If corporations are people, then laws are corporation's moral compass. The solution would likely be to produce regulations to provide a moral compass to corporations so that they are required to exhibit the behavior we would like them to have. Corporations are legal automatons, and need to be treated as such.
This doesn't necessarily mean we need more rules - we could easily improve regulation by creating rules with fewer, broader commands. Certainly, this would create some inefficiency, but it would be inefficiency on the commercial side, rather than the legislative one. (i.e. simpler, broader laws make certain commercial activities illegal when there might be nuanced reasons that they should be allowed, vs detailed and exhaustive regulations create more corporate opportunity but also more loopholes and regulatory surface area.)
This is pretty challenging for a multinational corporation operating in a globalized world.
The issue here is that Google is trying to produce a product that conforms to Chinese laws for doing business in China. These laws are deeply offensive and immoral to many people in Google's largely-American workforce.
Trying to create a moral compass that multinational corporations can live by requires creating laws that apply to everyone on earth. Personally, I think that's a great idea. Then the hard work is in finding a set of global laws that everyone can agree on, and that's the sticking point, because peoples' moral sensibilities on earth are largely contradictory.
Americans would be quick to say "Well, we should all operate under democracy - let the people decide what these laws should be", not realizing that if we actually did world democracy 1-person-1-vote style, the legal framework they would live under would likely be some weird amalgamation of the Chinese & Indian political systems, because close to 50% of the population lives in those countries. America would get about 5% of the vote, so it's a good bet that our wishes would be ignored. Personally, though I love the idea of world government in theory, I didn't sign up for those conditions. Given the general resistance to globalization by populist bodies in basically every nation on earth, most other people didn't either.
Doesn't this, in and of itself, tells you just how "multinational" Google really is?
There's no real issue with creating laws that apply to everybody here. Google is developing this thing in US. Therefore, American laws - and American cultural sensibilities - apply. If they don't want that, then they can do that development in China, by the workforce (and I mean executives in charge of the project as well as coders) that is subject to the same laws that they're working to implement.
I suspect that most of the staff who's actually developing the product are in China. The way things worked while I was at Google (which spanned the period when they pulled out, though I'd left by the time they decided to get back in) was that the bulk of development for google.cn would be done by Google China staff, and they would get some consulting support from engineers on critical serving infrastructure (eg. the webserver, the search serving stack) for parts where it needs to interface with the rest of the codebase.

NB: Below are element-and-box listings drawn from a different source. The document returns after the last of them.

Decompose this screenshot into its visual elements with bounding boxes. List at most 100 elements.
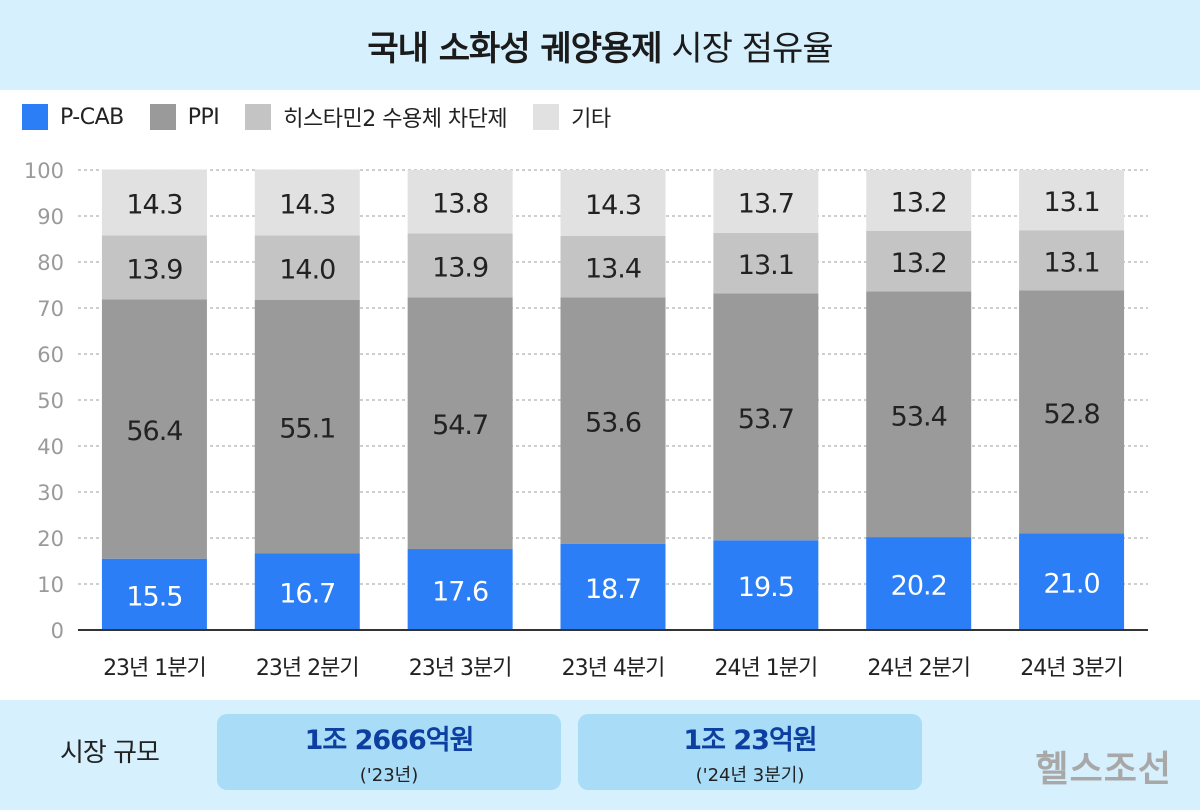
data-label-1-3: 53.6: [585, 408, 641, 439]
title-bar: 국내 소화성 궤양용제 시장 점유율: [0, 0, 1200, 90]
legend-item-pcab: P-CAB: [22, 104, 124, 130]
bar-segment-2-2: [407, 233, 513, 298]
y-tick-label-80: 80: [37, 251, 64, 275]
y-tick-label-0: 0: [51, 619, 64, 643]
legend-item-ppi: PPI: [149, 104, 220, 130]
bar-segment-2-5: [866, 230, 972, 292]
bar-segment-1-1: [254, 299, 360, 554]
y-tick-label-10: 10: [37, 573, 64, 597]
legend-item-h2ra: 히스타민2 수용체 차단제: [245, 101, 508, 133]
stacked-bar-chart: 0 10 20 30 40 50 60 70 80 90 100 15.5 56.4 13.9 14.3 23…: [0, 150, 1200, 690]
x-tick-label-0: 23년 1분기: [103, 656, 206, 681]
y-tick-label-50: 50: [37, 389, 64, 413]
data-label-0-0: 15.5: [126, 581, 182, 612]
y-tick-label-60: 60: [37, 343, 64, 367]
market-size-box-2024q3: 1조 23억원 ('24년 3분기): [578, 714, 922, 790]
data-label-2-6: 13.1: [1044, 247, 1100, 278]
legend-label-pcab: P-CAB: [60, 104, 124, 130]
data-label-0-4: 19.5: [738, 572, 794, 603]
data-label-1-0: 56.4: [126, 416, 182, 447]
data-label-2-0: 13.9: [126, 254, 182, 285]
data-label-1-1: 55.1: [279, 413, 335, 444]
bar-segment-0-6: [1019, 533, 1125, 630]
data-label-3-3: 14.3: [585, 190, 641, 221]
x-tick-label-2: 23년 3분기: [409, 656, 512, 681]
data-label-2-2: 13.9: [432, 252, 488, 283]
data-label-2-1: 14.0: [279, 255, 335, 286]
data-label-3-6: 13.1: [1044, 187, 1100, 218]
legend-swatch-h2ra: [245, 104, 272, 130]
bar-segment-0-5: [866, 537, 972, 630]
market-size-period-2024q3: ('24년 3분기): [695, 764, 805, 786]
bar-segment-1-4: [713, 293, 819, 541]
legend-swatch-other: [533, 104, 560, 130]
bar-segment-1-3: [560, 297, 666, 544]
bar-segment-2-6: [1019, 230, 1125, 291]
y-tick-label-100: 100: [24, 159, 64, 183]
bar-segment-1-6: [1019, 290, 1125, 534]
data-label-2-4: 13.1: [738, 250, 794, 281]
bar-segment-3-0: [101, 169, 207, 236]
data-label-3-2: 13.8: [432, 189, 488, 220]
chart-title-rest: 시장 점유율: [671, 28, 833, 69]
data-label-1-5: 53.4: [891, 401, 947, 432]
data-label-3-4: 13.7: [738, 189, 794, 220]
market-size-amount-2023: 1조 2666억원: [304, 724, 475, 756]
data-label-1-2: 54.7: [432, 410, 488, 441]
legend: P-CAB PPI 히스타민2 수용체 차단제 기타: [22, 100, 637, 134]
x-tick-label-6: 24년 3분기: [1020, 656, 1123, 681]
legend-swatch-ppi: [149, 104, 176, 130]
bar-segment-3-3: [560, 170, 666, 236]
market-size-period-2023: ('23년): [359, 764, 419, 786]
y-tick-label-90: 90: [37, 205, 64, 229]
data-label-0-3: 18.7: [585, 574, 641, 605]
y-tick-label-40: 40: [37, 435, 64, 459]
market-size-label: 시장 규모: [60, 738, 160, 768]
legend-label-other: 기타: [571, 107, 611, 132]
legend-label-ppi: PPI: [187, 104, 220, 130]
x-tick-label-5: 24년 2분기: [867, 656, 970, 681]
data-label-0-6: 21.0: [1044, 569, 1100, 600]
bar-segment-2-3: [560, 235, 666, 298]
bar-segment-0-2: [407, 549, 513, 630]
bar-segment-2-1: [254, 235, 360, 300]
market-size-box-2023: 1조 2666억원 ('23년): [217, 714, 561, 790]
bar-segment-2-0: [101, 235, 207, 300]
bar-segment-3-1: [254, 169, 360, 236]
bar-segment-3-6: [1019, 170, 1125, 231]
footer: 시장 규모 1조 2666억원 ('23년) 1조 23억원 ('24년 3분기…: [0, 700, 1200, 810]
y-tick-label-30: 30: [37, 481, 64, 505]
bar-segment-0-3: [560, 543, 666, 630]
data-label-3-5: 13.2: [891, 187, 947, 218]
x-tick-label-1: 23년 2분기: [256, 656, 359, 681]
x-tick-label-3: 23년 4분기: [562, 656, 665, 681]
data-label-1-4: 53.7: [738, 404, 794, 435]
data-label-0-1: 16.7: [279, 579, 335, 610]
bar-segment-0-0: [101, 558, 207, 630]
y-tick-label-20: 20: [37, 527, 64, 551]
bar-segment-1-2: [407, 297, 513, 550]
legend-item-other: 기타: [533, 101, 611, 133]
legend-label-h2ra: 히스타민2 수용체 차단제: [283, 107, 508, 132]
bar-segment-2-4: [713, 233, 819, 294]
bar-segment-0-1: [254, 553, 360, 630]
data-label-2-5: 13.2: [891, 248, 947, 279]
bar-segment-3-5: [866, 170, 972, 231]
data-label-3-1: 14.3: [279, 189, 335, 220]
chart-title: 국내 소화성 궤양용제 시장 점유율: [367, 21, 833, 70]
bar-segment-3-2: [407, 170, 513, 234]
x-tick-label-4: 24년 1분기: [714, 656, 817, 681]
bar-segment-1-0: [101, 299, 207, 559]
brand-logo: 헬스조선: [1035, 749, 1172, 790]
data-label-0-5: 20.2: [891, 571, 947, 602]
data-label-3-0: 14.3: [126, 189, 182, 220]
chart-title-bold: 국내 소화성 궤양용제: [367, 28, 662, 69]
data-label-1-6: 52.8: [1044, 399, 1100, 430]
y-tick-label-70: 70: [37, 297, 64, 321]
bar-segment-0-4: [713, 540, 819, 630]
bar-segment-1-5: [866, 291, 972, 538]
legend-swatch-pcab: [22, 104, 48, 130]
bar-segment-3-4: [713, 170, 819, 234]
data-label-2-3: 13.4: [585, 254, 641, 285]
market-size-amount-2024q3: 1조 23억원: [683, 724, 817, 756]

The thing that's come back to bite Google now is that they have a culture of being very open internally. So for example, all the design docs, technical mailing lists, org chart, and source code repository for any work on Dragonfly is open to all Googlers. The article said that it's Googlers who do not work on Dragonfly that have been monitoring the source repository and leaked this to The Intercept; they may be American workers with American cultural sensibilities, but that doesn't mean that they're developing Dragonfly.
If this were Apple, they'd farm out all the human rights abuses to Foxconn [1], and the rest of their employees wouldn't know about it until it shows up in the press. I suspect the result of this is that anything Dragonfly-related is going to be designated HIP (High-value Intellectual Property, the category of source code where access is restricted to specific engineers) and all design discussions and mailing lists related to it will be locked down. That, IMHO, would suck for Google's culture, but I don't work there anymore so at least it doesn't affect me.
American companies have to follow American laws. If those laws are incompatible with China's then too bad, those companies can't make money in those exact ways. There's no need to fearmonger about a non-existant world government.
That gets complicated too. The way multinationals are usually setup - particularly with incompatible jurisdictions like US + China - is for a new company to be formed in the country they want to do business in, but with shares wholly owned by the parent. (In the case of China, they often need to partner with a domestic Chinese company that owns some of the shares - this is a sticking point in US/China trade relations, because it's commonly a front for industrial espionage.) Google China is not an American company; it is a Chinese company, headquartered in Beijing, that is partially owned by Google, which itself is owned by Alphabet.
If you want to block cross-border capital flows, you're looking at a lot of collateral damage. Apple, Coca-Cola, Pepsi, Nike, McDonald's, KFC, Altria (Phillip Morris), and many others would lose > 50% of their revenue if they could not do business through international subsidiaries that operate according to the laws of the country that they do business in. That's a lot of American jobs lost and a lot of underfunded pension plans.
The problem with a lot of "too bad - just close the borders and have American companies build things in America for Americans" is that it ignores that the 1950s utopia they want to go back to was itself built on globalization. America was the engine of the Marshall Plan, and basically rebuilt the world after WW2. That allowed Americans of the 50s-80s to enjoy standards of living well above what the domestic economy would support. If we actually wanted to shut ourselves off from the world, the resulting economy would likely look a lot more like the America of the 1850s (before steamships made crossing the ocean a routine occurrence) or the North Korea/Cuba/Iran of today (as examples of other countries that have isolated themselves from the world economy).